Posted by myshootinstinks (Member # 5558) on :
 
In Wyoming it is 50# for elk/moose and 40# for deer size game but I know of several that hunt elk here with bows in the mid 40s draw. Of the few times I've encountered a conservation officer in the field I've never been asked to show the draw weight markings on the bow or test the bow on a scale for draw weight.

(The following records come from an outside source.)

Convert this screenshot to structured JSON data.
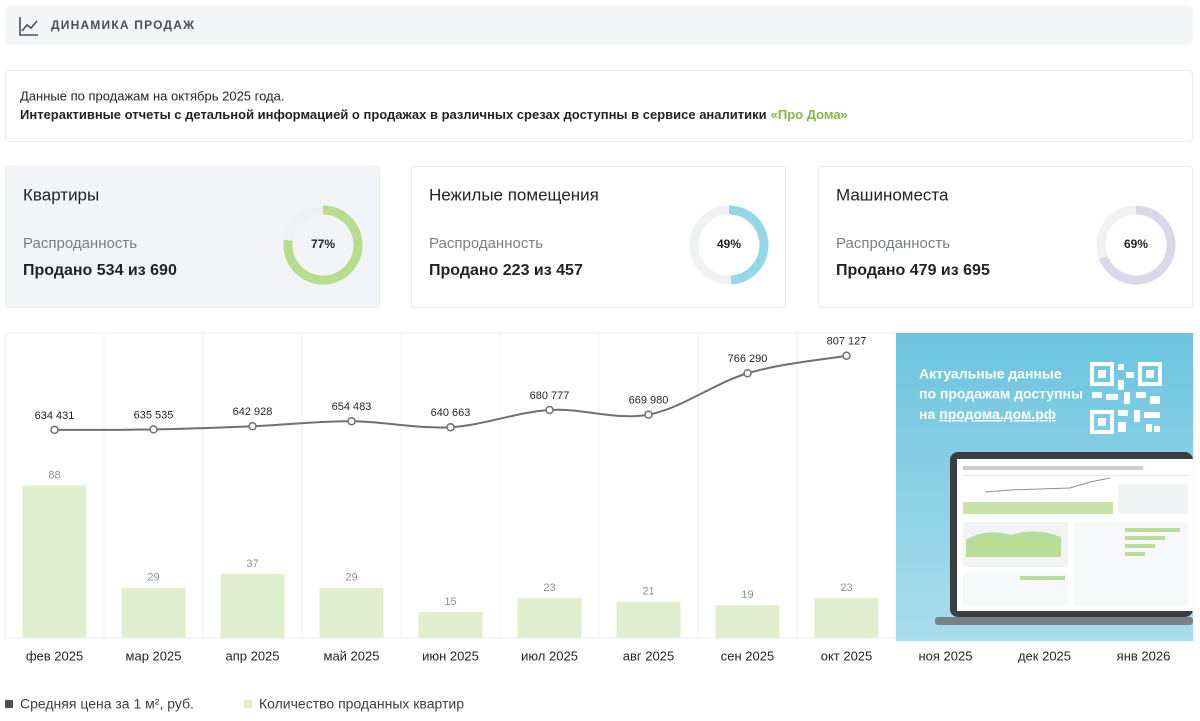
{
  "header": {
    "title": "ДИНАМИКА ПРОДАЖ"
  },
  "info": {
    "line1": "Данные по продажам на октябрь 2025 года.",
    "line2": "Интерактивные отчеты с детальной информацией о продажах в различных срезах доступны в сервисе аналитики",
    "link": "«Про Дома»"
  },
  "cards": [
    {
      "title": "Квартиры",
      "subtitle": "Распроданность",
      "sold_text": "Продано 534 из 690",
      "percent": 77,
      "percent_label": "77%",
      "color": "#b6dc8e"
    },
    {
      "title": "Нежилые помещения",
      "subtitle": "Распроданность",
      "sold_text": "Продано 223 из 457",
      "percent": 49,
      "percent_label": "49%",
      "color": "#93d7e9"
    },
    {
      "title": "Машиноместа",
      "subtitle": "Распроданность",
      "sold_text": "Продано 479 из 695",
      "percent": 69,
      "percent_label": "69%",
      "color": "#d9d9ea"
    }
  ],
  "promo": {
    "line1": "Актуальные данные",
    "line2": "по продажам доступны",
    "line3": "на",
    "link": "продома.дом.рф"
  },
  "chart_data": {
    "type": "combo",
    "categories": [
      "фев 2025",
      "мар 2025",
      "апр 2025",
      "май 2025",
      "июн 2025",
      "июл 2025",
      "авг 2025",
      "сен 2025",
      "окт 2025",
      "ноя 2025",
      "дек 2025",
      "янв 2026"
    ],
    "ylim": [
      0,
      176
    ],
    "y2lim": [
      150000,
      860000
    ],
    "series": [
      {
        "name": "Средняя цена за 1 м², руб.",
        "type": "line",
        "axis": "y2",
        "color": "#6b7177",
        "values": [
          634431,
          635535,
          642928,
          654483,
          640663,
          680777,
          669980,
          766290,
          807127,
          null,
          null,
          null
        ],
        "value_labels": [
          "634 431",
          "635 535",
          "642 928",
          "654 483",
          "640 663",
          "680 777",
          "669 980",
          "766 290",
          "807 127",
          null,
          null,
          null
        ]
      },
      {
        "name": "Количество проданных квартир",
        "type": "bar",
        "color": "#e1efcf",
        "values": [
          88,
          29,
          37,
          29,
          15,
          23,
          21,
          19,
          23,
          null,
          null,
          null
        ]
      }
    ]
  }
}
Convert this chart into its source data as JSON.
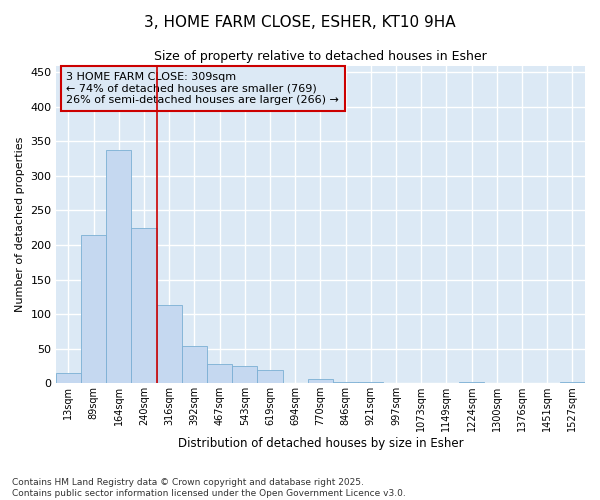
{
  "title1": "3, HOME FARM CLOSE, ESHER, KT10 9HA",
  "title2": "Size of property relative to detached houses in Esher",
  "xlabel": "Distribution of detached houses by size in Esher",
  "ylabel": "Number of detached properties",
  "categories": [
    "13sqm",
    "89sqm",
    "164sqm",
    "240sqm",
    "316sqm",
    "392sqm",
    "467sqm",
    "543sqm",
    "619sqm",
    "694sqm",
    "770sqm",
    "846sqm",
    "921sqm",
    "997sqm",
    "1073sqm",
    "1149sqm",
    "1224sqm",
    "1300sqm",
    "1376sqm",
    "1451sqm",
    "1527sqm"
  ],
  "values": [
    15,
    215,
    338,
    224,
    113,
    54,
    28,
    25,
    19,
    0,
    6,
    1,
    1,
    0,
    0,
    0,
    1,
    0,
    0,
    0,
    2
  ],
  "bar_color": "#c5d8f0",
  "bar_edge_color": "#7bafd4",
  "vline_color": "#cc0000",
  "vline_x_index": 4,
  "annotation_text": "3 HOME FARM CLOSE: 309sqm\n← 74% of detached houses are smaller (769)\n26% of semi-detached houses are larger (266) →",
  "annotation_box_edgecolor": "#cc0000",
  "ylim": [
    0,
    460
  ],
  "yticks": [
    0,
    50,
    100,
    150,
    200,
    250,
    300,
    350,
    400,
    450
  ],
  "plot_bg_color": "#dce9f5",
  "fig_bg_color": "#ffffff",
  "grid_color": "#ffffff",
  "footer": "Contains HM Land Registry data © Crown copyright and database right 2025.\nContains public sector information licensed under the Open Government Licence v3.0."
}
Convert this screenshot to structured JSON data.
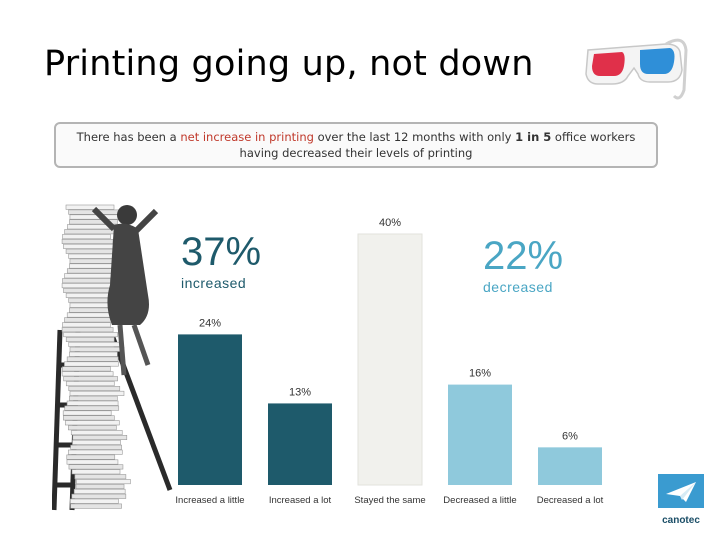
{
  "slide": {
    "title": "Printing going up, not down"
  },
  "banner": {
    "parts": [
      {
        "text": "There has been a ",
        "style": "plain"
      },
      {
        "text": "net increase in printing",
        "style": "hl"
      },
      {
        "text": " over the last 12 months with only ",
        "style": "plain"
      },
      {
        "text": "1 in 5",
        "style": "bold"
      },
      {
        "text": " office workers having decreased their levels of printing",
        "style": "plain"
      }
    ]
  },
  "stats": {
    "increased": {
      "value": "37%",
      "label": "increased"
    },
    "decreased": {
      "value": "22%",
      "label": "decreased"
    }
  },
  "logo": {
    "text": "canotec",
    "icon": "paper-plane-icon"
  },
  "decor": {
    "glasses_icon": "3d-glasses-icon",
    "image": "woman-on-ladder-with-paper-stack"
  },
  "colors": {
    "dark_teal": "#1e5a6b",
    "light_blue": "#8fc9dc",
    "neutral": "#f1f1ed",
    "highlight_red": "#c0392b"
  },
  "chart_data": {
    "type": "bar",
    "title": "",
    "xlabel": "",
    "ylabel": "",
    "categories": [
      "Increased a little",
      "Increased a lot",
      "Stayed the same",
      "Decreased a little",
      "Decreased a lot"
    ],
    "values": [
      24,
      13,
      40,
      16,
      6
    ],
    "value_labels": [
      "24%",
      "13%",
      "40%",
      "16%",
      "6%"
    ],
    "colors": [
      "#1e5a6b",
      "#1e5a6b",
      "#f1f1ed",
      "#8fc9dc",
      "#8fc9dc"
    ],
    "ylim": [
      0,
      40
    ],
    "grid": false,
    "legend": "none"
  }
}
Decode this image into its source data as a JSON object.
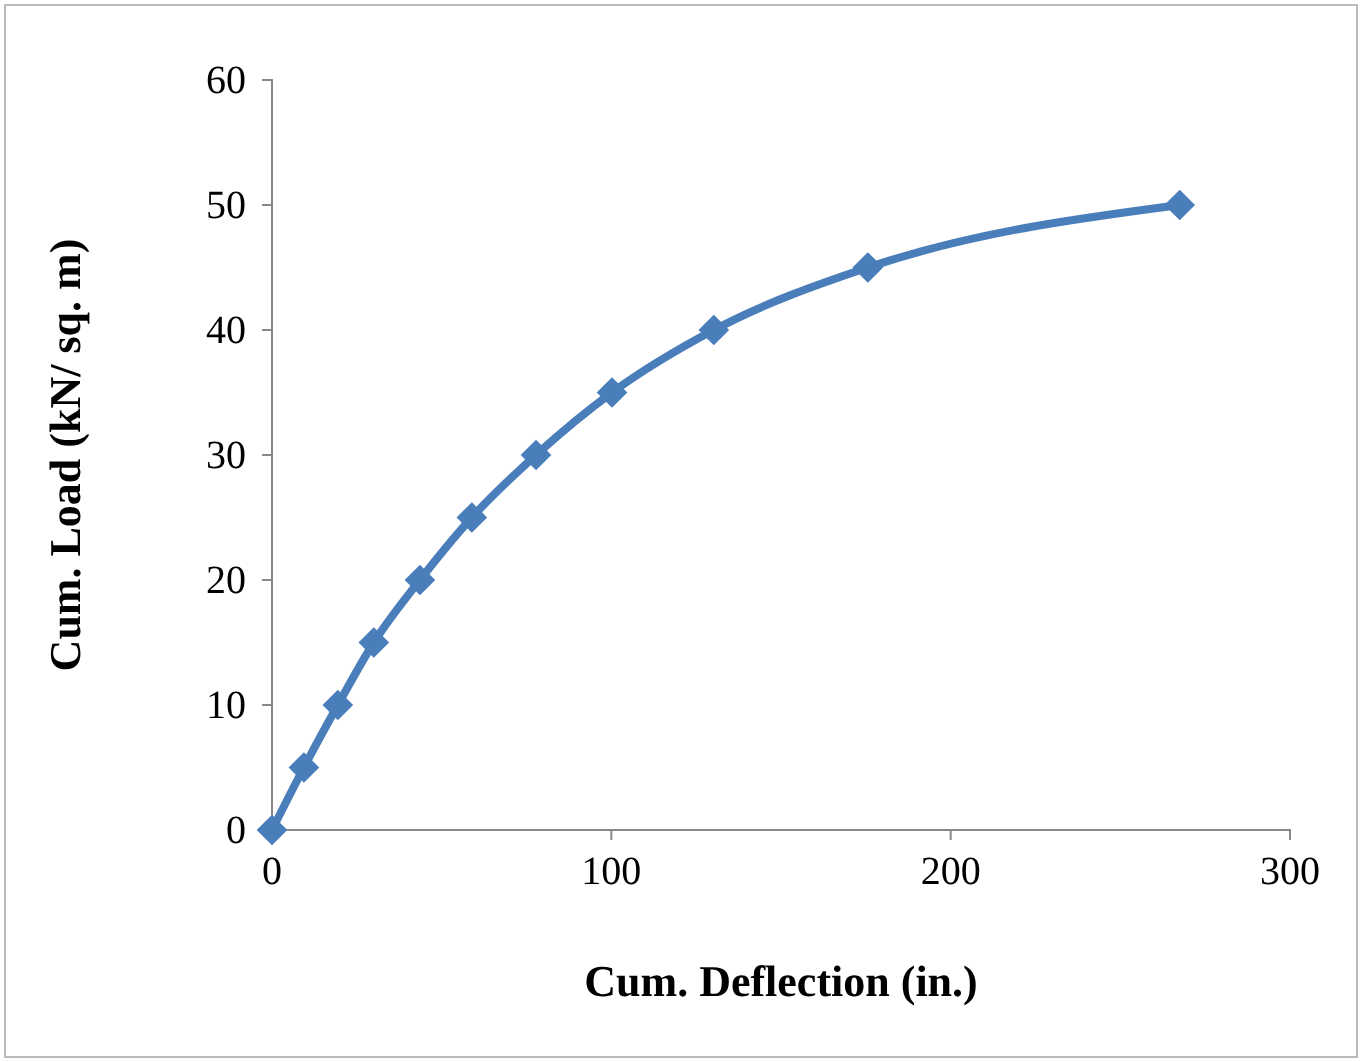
{
  "chart_data": {
    "type": "line",
    "xlabel": "Cum. Deflection (in.)",
    "ylabel": "Cum. Load (kN/ sq. m)",
    "x": [
      0,
      9.4,
      19.4,
      30,
      43.6,
      58.9,
      77.8,
      100.2,
      130.2,
      175.6,
      267.5
    ],
    "series": [
      {
        "color": "#4a7ebb",
        "values": [
          0,
          5,
          10,
          15,
          20,
          25,
          30,
          35,
          40,
          45,
          50
        ]
      }
    ],
    "xlim": [
      0,
      300
    ],
    "xticks": [
      0,
      100,
      200,
      300
    ],
    "ylim": [
      0,
      60
    ],
    "yticks": [
      0,
      10,
      20,
      30,
      40,
      50,
      60
    ],
    "grid": false,
    "marker": "diamond",
    "line_style": "solid"
  }
}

We would all agree that accuracy and sharp broadheads are more important than draw weight but to my knowledge no game & fish departments try to regulate those areas.
 
Posted by YosemiteSam (Member # 45388) on :
 
I can't imagine that an army of guys with 25# traditional bows are going to cause much damage to the population of any game species. If they're good enough to get in close enough for a shot with a 25# bow and can execute that shot, they will have put in enough time to learn that they need more draw weight. Traditional archery has some self-selection.
Yes, some deer may get wounded but I find it unlikely that it will have much of an impact. The same isn't true for compounds and rifles, though. An idiot with a trad bow can only do so much damage before wising up. An idiot with a compound or rifle can do a lot of damage and may never wise up.